Friday, June 24, 2016

Music Friday: "Kinda Fuzzy"

When I was cooking the other day, this song came on via my iPod shuffle. I was reminded how good of an album Wonderful, Glorious is. 


Tuesday, June 21, 2016

Random Notes from a Crank

After the horrible slayings in Orlando, the gun control/assault rifle debate is back again. And yet again under the influence of the NRA, no new legislation was passed. A person on a terrorist no-fly list is able to buy a gun

For a Canadian's take on the United States' gun problem, check out "The #1 Factor Experts Say Accounts for High Number of Mass Shootings in US."   

Then again, here is an article that provides good news for gun-control advocates. 

As a well-known introvert, I have to share these comics that help explain us: "10 Comics Explain What It's Really Like To Be an Introvert." My favorite is the shirt that asks, "Why are you still talking?" 

The work of one climate-change denier didn't go so well

DuPont is not a company I'm fond of because of its environmental pollution record, but they are working hard at trying to transform corncobs into fuel.
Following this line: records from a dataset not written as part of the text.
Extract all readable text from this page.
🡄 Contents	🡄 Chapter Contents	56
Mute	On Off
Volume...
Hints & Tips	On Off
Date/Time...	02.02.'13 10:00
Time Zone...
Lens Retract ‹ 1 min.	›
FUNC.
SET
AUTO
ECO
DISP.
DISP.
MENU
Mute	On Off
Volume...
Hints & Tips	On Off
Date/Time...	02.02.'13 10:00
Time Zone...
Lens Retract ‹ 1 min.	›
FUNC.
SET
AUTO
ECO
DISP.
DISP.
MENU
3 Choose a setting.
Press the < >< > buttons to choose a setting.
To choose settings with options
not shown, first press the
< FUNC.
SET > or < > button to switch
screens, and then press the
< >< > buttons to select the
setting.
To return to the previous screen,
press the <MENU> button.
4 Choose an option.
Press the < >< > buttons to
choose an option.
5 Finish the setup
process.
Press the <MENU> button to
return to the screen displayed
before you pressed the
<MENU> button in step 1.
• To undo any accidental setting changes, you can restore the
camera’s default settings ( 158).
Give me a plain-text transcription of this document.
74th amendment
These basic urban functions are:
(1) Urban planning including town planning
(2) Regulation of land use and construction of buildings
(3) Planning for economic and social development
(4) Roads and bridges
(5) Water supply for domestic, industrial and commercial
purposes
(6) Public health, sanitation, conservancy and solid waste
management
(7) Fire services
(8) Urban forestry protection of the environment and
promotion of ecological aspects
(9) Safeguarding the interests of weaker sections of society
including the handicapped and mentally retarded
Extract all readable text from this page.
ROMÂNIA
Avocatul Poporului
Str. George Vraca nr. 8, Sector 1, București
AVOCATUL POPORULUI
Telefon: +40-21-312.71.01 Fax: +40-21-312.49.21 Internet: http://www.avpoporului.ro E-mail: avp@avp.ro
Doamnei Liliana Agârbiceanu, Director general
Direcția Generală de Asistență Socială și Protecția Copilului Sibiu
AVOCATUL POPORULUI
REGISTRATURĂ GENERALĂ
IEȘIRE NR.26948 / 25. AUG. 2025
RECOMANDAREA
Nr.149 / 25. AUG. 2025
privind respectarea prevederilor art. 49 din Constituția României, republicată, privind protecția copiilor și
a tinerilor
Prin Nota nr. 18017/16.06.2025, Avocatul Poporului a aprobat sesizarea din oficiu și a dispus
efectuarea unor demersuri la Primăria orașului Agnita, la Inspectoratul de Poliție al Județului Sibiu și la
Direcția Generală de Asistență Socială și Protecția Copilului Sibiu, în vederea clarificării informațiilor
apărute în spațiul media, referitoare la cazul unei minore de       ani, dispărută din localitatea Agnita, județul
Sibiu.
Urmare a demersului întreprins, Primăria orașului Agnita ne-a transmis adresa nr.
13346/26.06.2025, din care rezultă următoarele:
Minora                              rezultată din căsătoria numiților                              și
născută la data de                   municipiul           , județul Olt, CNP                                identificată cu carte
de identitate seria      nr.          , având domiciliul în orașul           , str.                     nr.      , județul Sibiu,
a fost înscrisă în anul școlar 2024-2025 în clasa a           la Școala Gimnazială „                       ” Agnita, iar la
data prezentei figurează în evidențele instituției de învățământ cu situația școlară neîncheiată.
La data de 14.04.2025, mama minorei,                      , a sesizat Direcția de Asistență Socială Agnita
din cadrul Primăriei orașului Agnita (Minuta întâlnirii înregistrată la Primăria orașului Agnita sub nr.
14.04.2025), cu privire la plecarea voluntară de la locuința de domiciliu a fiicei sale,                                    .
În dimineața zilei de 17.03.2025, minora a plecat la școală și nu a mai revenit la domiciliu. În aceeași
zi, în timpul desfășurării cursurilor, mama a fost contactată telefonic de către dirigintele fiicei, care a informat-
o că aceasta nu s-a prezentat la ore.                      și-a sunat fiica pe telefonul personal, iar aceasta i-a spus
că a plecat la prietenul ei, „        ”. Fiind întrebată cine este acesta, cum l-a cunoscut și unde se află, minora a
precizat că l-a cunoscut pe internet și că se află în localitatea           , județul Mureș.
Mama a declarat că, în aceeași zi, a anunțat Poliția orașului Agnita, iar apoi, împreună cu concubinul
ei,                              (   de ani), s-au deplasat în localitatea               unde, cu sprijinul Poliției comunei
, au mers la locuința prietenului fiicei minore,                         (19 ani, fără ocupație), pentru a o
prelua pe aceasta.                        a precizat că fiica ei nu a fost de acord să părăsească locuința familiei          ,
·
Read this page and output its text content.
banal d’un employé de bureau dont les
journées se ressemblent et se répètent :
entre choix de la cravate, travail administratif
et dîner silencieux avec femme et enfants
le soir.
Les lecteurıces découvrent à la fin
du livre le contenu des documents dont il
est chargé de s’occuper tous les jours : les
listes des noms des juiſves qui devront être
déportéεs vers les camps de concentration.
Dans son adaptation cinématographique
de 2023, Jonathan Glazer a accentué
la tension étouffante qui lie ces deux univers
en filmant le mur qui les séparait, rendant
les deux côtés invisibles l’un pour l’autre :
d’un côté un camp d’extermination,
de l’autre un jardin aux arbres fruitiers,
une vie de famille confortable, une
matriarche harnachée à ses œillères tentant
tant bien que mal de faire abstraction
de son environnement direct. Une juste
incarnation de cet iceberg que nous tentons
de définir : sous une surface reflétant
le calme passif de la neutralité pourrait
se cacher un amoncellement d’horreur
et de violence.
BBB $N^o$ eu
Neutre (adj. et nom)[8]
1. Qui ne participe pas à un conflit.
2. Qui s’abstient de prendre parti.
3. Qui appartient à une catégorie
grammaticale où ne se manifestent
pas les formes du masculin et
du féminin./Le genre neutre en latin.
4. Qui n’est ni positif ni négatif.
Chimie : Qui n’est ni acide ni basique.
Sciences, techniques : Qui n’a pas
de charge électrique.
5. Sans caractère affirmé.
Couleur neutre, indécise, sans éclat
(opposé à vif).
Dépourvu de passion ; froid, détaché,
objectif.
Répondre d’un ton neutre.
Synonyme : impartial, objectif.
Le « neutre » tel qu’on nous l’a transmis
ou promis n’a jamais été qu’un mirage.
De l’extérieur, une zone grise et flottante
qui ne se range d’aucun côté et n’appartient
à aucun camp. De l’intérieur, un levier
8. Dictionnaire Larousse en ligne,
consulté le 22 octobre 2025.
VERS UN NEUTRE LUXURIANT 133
I hope their research and innovation works. 

Friday, June 17, 2016

Music Friday: "Tear in My Beer"

Let's get back to basics: Hank Williams ~ sadness ~ drinking ~ regret ~ loneliness ~ despair ~ heartache. 

In other words, it's the blues. 

Tuesday, June 14, 2016

Random Notes from a Crank

I'm happy to relate I'm not part of organized religion anymore. That change happened decades ago. I'm more a believer in disorganized spirituality. One of the bonuses of that stance is that I don't have any kind of religious-based rationale to hate gay people. 

My daughter, on the other hand, has been going to this youth group for over a year now. I have misgivings about it for various reasons. I know exactly how the main characters of The Americans feel about their daughter Paige getting involved with a church. 

In The Atlantic online, the magazine solicited readers' replies to this question: "What is the greatest prank of all time?" The one I liked the best was from Frank Tokarsky: "To paraphrase George Carlin, the greatest prank of all time must be what organized religion is trying to peddle: 'There's this man who lives in the sky; he knows everything, and he sees everything ... and he needs your money." 

Here's an extended version of those sentiments: "The greatest bullshit story every told." 

I started out my resurrected softball career with a groundout (5-3) in my first at bat, a mildly pulled groin, a misplay in right field, a much needed walk for my second at bat, and a run scored. That certainly checks off the boxes for middle-aged man. The last time I played softball was when I severely dislocated my left thumb (the bone was sticking out) back in the mid-90s. I'm a bit rusty. 

Check out Robert H. Frank's "Why Luck Matters More Than You Think." That article spurred me buy his book, Success and Luck: Good Fortune and the Myth of Meritocracy. Frank is an economist, a profession stereotyped as being abstruse writers. However, the book is very readable and thought provoking.  

Friday, June 10, 2016

Music Friday: "Purple Mountain Jamboree" & "Straight to Hell"

I'm a big fan of Todd Snider. 

Now his super-band of sorts put out a second album. This time instead of covers, which is what the first album was full of, they are original songs. 

The first song is from the new album, and the second is from the first. 

Have a good weekend, folks. 

Friday, June 3, 2016

Music Friday: "Mockingbird"

Here's a band that put out a new album recently. 

They are some dudes from Texas. I've only listened to the album a few times so far, but I enjoy it. 

Thursday, June 2, 2016

Random Notes from a Crank

One of the dangers of having a subscription to The New Yorker is the magazine's "Briefly Noted" feature, which introduces people to recently published books. One issue sucked me into buying The Genius of Birds by Jennifer Ackerman, and now I'm considering other books that the feature introduced me to: Masters of Empire: Great Lakes Indians and the Making of America and Empire of Things: How We Became a World of Consumers, from the Fifteenth Century to the Twenty-first.  

I've been a subscriber to Utne magazine since high school. The spring issue features a number of great articles. Here are three of them:

If you're interested in words that have grammatical versatility, check out "In Which We Get to the Bottom of Some Crazy-Ass Language."